A pesquisa ouviu 44.062 brasileiros, de ambos os sexos, todos os níveis de escolaridade e todas das faixas etárias a partir de 18 anos, entre os dias 24 de abril e 8 de maio. Do total, 12% disseram ser fumantes.
O tabagismo traz consequências graves aos fumantes, que hoje também integram o grupo de risco para a Covid-19. Esta população é mais suscetível a desenvolver doenças cardíacas e pulmonares, que estão entre os principais fatores de risco associados a mortalidade pelo novo coronavírus.
Mais de 50 doenças crônicas são causadas pelo consumo do cigarro. As principais comorbidades colocadas como fator de risco para Covid-19 são decorrentes do tabagismo. Uma delas é diretamente ligada: a DPOC (doença pulmonar obstrutiva crônica). “A DPOC é um fator de risco para um pior desfecho de Covid-19. O mesmo vale para quem tem asma e fuma”, alerta o pneumologista do Hospital Alemão Oswaldo Cruz, Dr. Elie Fiss.

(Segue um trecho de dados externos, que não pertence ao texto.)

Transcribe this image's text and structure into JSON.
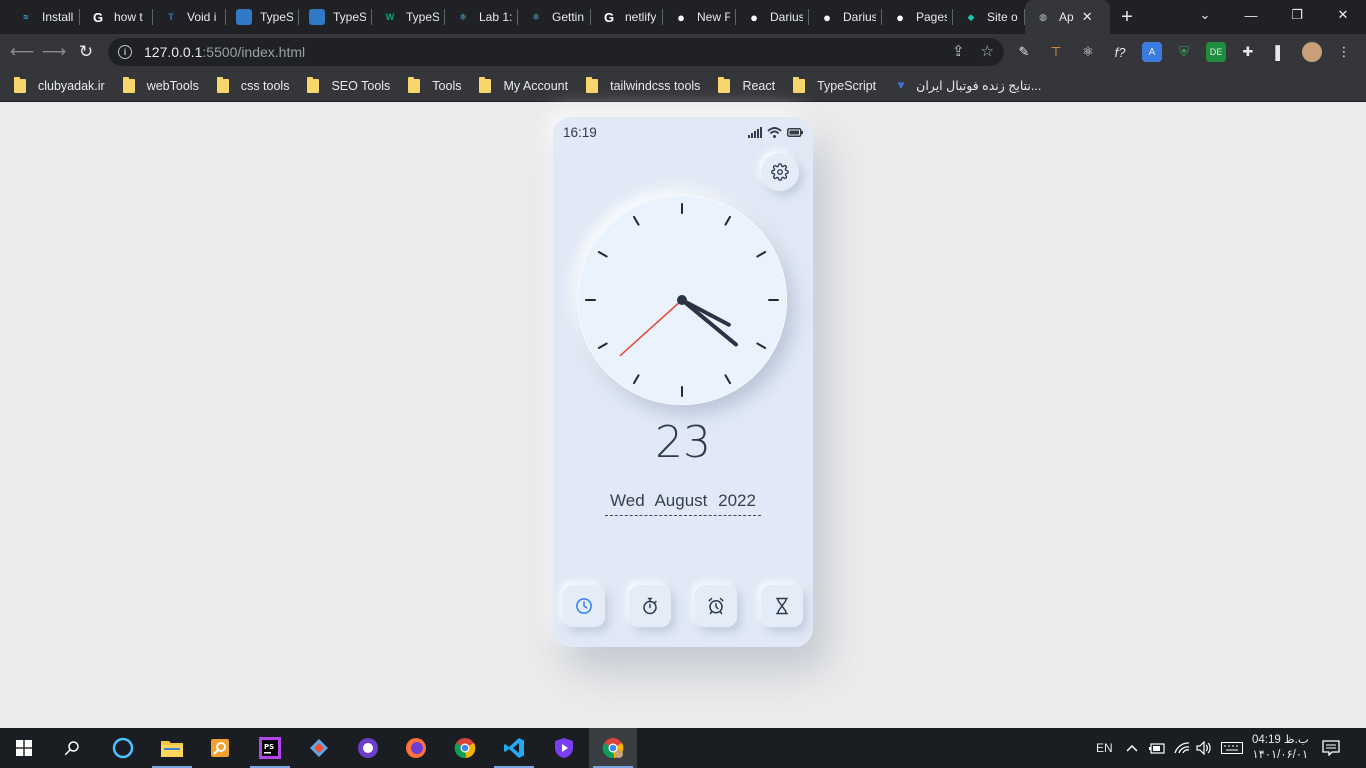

Segundo boletim divulgado pela Secretaria Estadual da Saúde de São Paulo neste sábado (30), dos 7.532 óbitos pela Covid-19, 5.871 (80,7%) apresentaram um ou mais fatores de risco associados à mortalidade. Destes, 3.886 (66,2%) sofriam de alguma doença do coração e/ou pulmão.
Para José Rodrigues, pneumologista da BP – A Beneficência Portuguesa de São Paulo, uma doença pulmonar crônica que não esteja controlada aumenta o risco de adquirir Covid-19 e evoluir para a forma grave.
“O vírus tem o ciclo dele no pulmão, mas há dois grandes problemas: falta de medicação que consiga bloquear a replicação do vírus e a consequência do vírus trazendo um processo inflamatório que pode ser devastador. Se o vírus infectar um pulmão já inflamado, por conta do cigarro ou de doença, a probabilidade do óbito é maior”, explica Rodrigues.
De acordo com Rodrigues, um estudo inglês apontou que fumantes têm risco aumentado para complicações pulmonares em 45% comparando com ex ou não fumantes. O índice sobe para 88% se houver doença pulmonar estabelecida relacionada ao tabaco. Neste caso, o risco de morte é alto.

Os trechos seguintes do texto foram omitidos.